CONTRATAPA
› Por Jorge Isaías *
El verano expira lentamente en los almanaques tan sólo, si bien faltan pocos días para que entremos en Otoño, el clima es casi bochornoso en esta ciudad que besa al "río de color marrón".
El bar es amplio, vidriado, lleno de luces plenas y en todo él regurgita un agónico aire acondicionado que no llega a enfriar el cuerpo con tanto calor traído de la calle, uno apenas lo siente, digamos, un par de puntos más abajo que el infierno de la calle que se queda ya deshabitada, a esa hora última en que salen grupos de empleados que con paso cansino buscan un taxi disponible o se mantienen firmes junto al poste que indica las líneas de los colectivos que tienen parada en esta esquina.
Mientras los semáforos detienen alternativamente el tránsito una calle hacia el oeste, la otra hacia el sur uno puede mirar el pulso de la gran ciudad que extenúa su tarde casi en noche, cerrándose ya en estrépito, ya con pasos de cuerpos que pasaron un día de su vida plena o angustiosa en pos de una existencia que es muy duro sospechamos poder sobrellevar.
Pasan hombres presurosos, pasan mujeres bellas, pasan estudiantes con carpetas y libros, despreocupados, tal vez recién salidos de la Facultad de la otra cuadra.
Allí alguna vez trasegamos sus aulas húmedas fuimos convocados por una inquietud, un ideal, algún saber que nos ayudó a construirnos y nosotros tal vez nunca agradecimos.

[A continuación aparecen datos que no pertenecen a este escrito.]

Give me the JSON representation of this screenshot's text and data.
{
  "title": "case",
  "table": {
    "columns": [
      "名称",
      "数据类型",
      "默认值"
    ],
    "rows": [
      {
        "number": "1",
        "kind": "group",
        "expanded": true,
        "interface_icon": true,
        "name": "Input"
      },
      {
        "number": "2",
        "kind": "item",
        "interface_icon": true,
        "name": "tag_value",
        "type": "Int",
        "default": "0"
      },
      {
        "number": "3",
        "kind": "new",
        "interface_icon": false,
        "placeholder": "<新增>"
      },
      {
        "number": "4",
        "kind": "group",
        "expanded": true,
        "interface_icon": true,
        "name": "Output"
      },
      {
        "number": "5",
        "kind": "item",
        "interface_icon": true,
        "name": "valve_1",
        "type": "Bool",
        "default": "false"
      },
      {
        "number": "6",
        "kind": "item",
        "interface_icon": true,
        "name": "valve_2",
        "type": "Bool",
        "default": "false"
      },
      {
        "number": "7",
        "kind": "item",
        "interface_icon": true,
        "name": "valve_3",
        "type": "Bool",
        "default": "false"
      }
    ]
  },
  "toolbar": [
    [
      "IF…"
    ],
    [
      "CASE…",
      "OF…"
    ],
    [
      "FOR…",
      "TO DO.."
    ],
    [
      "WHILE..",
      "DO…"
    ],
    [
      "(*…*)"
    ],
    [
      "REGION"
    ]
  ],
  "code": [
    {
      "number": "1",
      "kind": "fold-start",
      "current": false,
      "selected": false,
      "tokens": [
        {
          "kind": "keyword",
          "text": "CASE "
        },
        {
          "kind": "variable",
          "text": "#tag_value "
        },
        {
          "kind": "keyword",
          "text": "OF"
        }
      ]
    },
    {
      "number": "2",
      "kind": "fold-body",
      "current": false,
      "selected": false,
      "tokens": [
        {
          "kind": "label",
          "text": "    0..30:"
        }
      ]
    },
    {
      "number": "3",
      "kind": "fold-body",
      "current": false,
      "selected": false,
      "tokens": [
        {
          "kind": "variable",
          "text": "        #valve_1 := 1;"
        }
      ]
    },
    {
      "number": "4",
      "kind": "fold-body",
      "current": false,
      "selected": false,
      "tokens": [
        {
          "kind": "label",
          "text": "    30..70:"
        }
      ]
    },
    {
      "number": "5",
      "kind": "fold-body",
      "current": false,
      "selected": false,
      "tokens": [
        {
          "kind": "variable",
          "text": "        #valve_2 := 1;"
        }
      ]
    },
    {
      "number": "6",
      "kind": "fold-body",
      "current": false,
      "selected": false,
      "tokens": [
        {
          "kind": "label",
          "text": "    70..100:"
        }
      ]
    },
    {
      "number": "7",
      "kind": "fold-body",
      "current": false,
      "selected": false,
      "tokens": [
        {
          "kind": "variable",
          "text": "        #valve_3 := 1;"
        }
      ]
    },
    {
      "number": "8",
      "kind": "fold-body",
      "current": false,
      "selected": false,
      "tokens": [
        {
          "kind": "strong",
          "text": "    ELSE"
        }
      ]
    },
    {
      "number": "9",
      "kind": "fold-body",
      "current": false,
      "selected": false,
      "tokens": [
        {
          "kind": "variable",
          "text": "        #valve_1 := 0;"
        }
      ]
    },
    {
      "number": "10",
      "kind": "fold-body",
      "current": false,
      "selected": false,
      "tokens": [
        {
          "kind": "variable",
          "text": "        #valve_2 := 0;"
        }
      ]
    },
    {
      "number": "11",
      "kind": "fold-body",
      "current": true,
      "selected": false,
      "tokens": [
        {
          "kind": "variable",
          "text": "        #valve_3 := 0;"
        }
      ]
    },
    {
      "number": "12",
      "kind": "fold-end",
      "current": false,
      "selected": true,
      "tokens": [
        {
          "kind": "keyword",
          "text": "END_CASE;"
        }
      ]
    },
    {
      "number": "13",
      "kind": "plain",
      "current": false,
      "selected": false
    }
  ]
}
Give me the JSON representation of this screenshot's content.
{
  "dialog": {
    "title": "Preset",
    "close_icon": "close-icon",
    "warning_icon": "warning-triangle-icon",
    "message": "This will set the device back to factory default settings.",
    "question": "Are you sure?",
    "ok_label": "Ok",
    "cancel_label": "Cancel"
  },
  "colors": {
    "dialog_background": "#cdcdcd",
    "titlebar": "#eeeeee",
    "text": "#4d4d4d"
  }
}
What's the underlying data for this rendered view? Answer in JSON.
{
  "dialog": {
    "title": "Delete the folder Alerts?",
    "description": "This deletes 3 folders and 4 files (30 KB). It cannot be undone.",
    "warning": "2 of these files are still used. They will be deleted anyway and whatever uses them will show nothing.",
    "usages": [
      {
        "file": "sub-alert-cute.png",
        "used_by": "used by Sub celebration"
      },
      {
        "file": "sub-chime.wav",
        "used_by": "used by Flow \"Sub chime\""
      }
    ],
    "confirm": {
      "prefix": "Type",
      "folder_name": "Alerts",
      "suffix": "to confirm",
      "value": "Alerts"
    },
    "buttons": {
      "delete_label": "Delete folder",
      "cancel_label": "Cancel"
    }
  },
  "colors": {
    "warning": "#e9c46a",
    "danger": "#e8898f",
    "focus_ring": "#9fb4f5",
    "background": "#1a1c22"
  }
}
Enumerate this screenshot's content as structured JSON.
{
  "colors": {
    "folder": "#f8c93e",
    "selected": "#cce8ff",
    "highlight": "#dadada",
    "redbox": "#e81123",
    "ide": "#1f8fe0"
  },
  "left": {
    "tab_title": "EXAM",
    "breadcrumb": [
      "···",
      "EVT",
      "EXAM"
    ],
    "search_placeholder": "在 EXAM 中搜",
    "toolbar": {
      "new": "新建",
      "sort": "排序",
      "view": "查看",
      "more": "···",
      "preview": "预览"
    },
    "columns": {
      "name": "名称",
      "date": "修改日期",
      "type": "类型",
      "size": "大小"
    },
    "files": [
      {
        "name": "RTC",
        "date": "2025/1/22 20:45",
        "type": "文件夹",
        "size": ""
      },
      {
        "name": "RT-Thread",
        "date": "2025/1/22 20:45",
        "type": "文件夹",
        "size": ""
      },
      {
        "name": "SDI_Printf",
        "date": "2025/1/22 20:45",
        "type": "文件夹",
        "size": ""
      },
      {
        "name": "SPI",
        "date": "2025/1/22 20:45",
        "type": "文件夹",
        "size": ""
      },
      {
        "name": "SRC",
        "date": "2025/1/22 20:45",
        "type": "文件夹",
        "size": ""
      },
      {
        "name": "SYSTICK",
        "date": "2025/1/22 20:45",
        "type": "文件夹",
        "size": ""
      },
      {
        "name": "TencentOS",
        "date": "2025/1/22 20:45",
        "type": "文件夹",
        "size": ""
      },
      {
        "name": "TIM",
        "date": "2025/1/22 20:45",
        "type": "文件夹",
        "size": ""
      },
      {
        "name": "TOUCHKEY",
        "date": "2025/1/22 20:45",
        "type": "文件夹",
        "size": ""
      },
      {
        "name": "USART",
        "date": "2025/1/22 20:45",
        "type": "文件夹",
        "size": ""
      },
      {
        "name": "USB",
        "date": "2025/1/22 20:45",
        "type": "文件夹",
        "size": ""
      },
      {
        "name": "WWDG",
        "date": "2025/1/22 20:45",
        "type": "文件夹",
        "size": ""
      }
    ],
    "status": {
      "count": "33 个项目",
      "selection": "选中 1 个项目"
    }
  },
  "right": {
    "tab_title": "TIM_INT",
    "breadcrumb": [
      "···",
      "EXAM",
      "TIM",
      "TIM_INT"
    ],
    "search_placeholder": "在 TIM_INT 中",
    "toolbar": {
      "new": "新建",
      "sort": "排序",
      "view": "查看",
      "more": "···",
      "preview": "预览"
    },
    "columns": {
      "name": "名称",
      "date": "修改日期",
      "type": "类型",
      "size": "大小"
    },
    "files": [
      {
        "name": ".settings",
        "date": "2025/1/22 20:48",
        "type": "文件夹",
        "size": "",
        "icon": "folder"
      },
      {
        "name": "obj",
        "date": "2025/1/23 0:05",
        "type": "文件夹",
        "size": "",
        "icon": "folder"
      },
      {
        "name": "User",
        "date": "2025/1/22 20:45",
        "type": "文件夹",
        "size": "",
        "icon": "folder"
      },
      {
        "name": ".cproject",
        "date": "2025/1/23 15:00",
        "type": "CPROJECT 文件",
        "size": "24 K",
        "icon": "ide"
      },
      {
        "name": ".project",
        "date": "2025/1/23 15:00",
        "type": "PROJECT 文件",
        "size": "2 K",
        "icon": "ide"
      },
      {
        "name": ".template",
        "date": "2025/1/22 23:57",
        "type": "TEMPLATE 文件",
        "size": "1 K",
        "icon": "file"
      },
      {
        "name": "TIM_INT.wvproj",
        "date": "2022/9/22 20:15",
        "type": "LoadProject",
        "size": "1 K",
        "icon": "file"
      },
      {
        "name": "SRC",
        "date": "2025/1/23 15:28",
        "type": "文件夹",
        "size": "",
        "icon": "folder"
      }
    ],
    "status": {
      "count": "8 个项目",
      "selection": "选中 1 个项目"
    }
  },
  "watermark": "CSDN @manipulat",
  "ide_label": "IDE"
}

También el recuerdo viejo de aquel bullicio, de aquellas manifestaciones, de aquellas muchachas bellas que nos acompañaron un trecho en la vida, y luego, en un recodo se fueron para siempre, y otros, tal vez como una "venganza del tiempo" del tiempo que se fue pero que nos apabulló con su paso, de vez en cuando se cruzan con nosotros y podemos ver que la belleza, como todo, se marchitó en sus rostros y la luz de sus ojos vivos ya no brillan como entonces.
Ahora, también en grupos pasan otras muchachas jóvenes y también son bulliciosas, pero éstas., ay, no se fijan en nosotros o miran a través de nosotros como si fuéramos de vidrio.
Uno mira este cruces de calles, desde la ventana del bar, con el café que tomamos y con la pipa que aún humea, indócil su humo por el aire, vemos cómo el tránsito se tranquiliza cada vez más, se diluye como los flecos de una nube que deshila el viento, un viento que uno imagina gélido, pero que en realidad es de un calor que asusta, pero usted lector lo sabe, no estamos aquí para elegir ("si me dieran a elegir/ yo elegiría", escribió alguna vez Juancito Gelman para siempre, en un célebre poema), sino para resistir este verano que no se quiere ir, que lo sentimos en el cuerpo como una mancha pegajosa y oscura. El Otoño es apenas una promesa o una esperanza o una utopía, o el más vehemente deseo; qué no daríamos por verlo con su barba marrón bajando de a una las hojas de los árboles, sus hojas ocres con sus nervaduras más oscuras, sin vida, hundiéndose en la tierra para siempre, aún sin comprender o comprendiendo, que ellas están tan lejos de ser una semilla.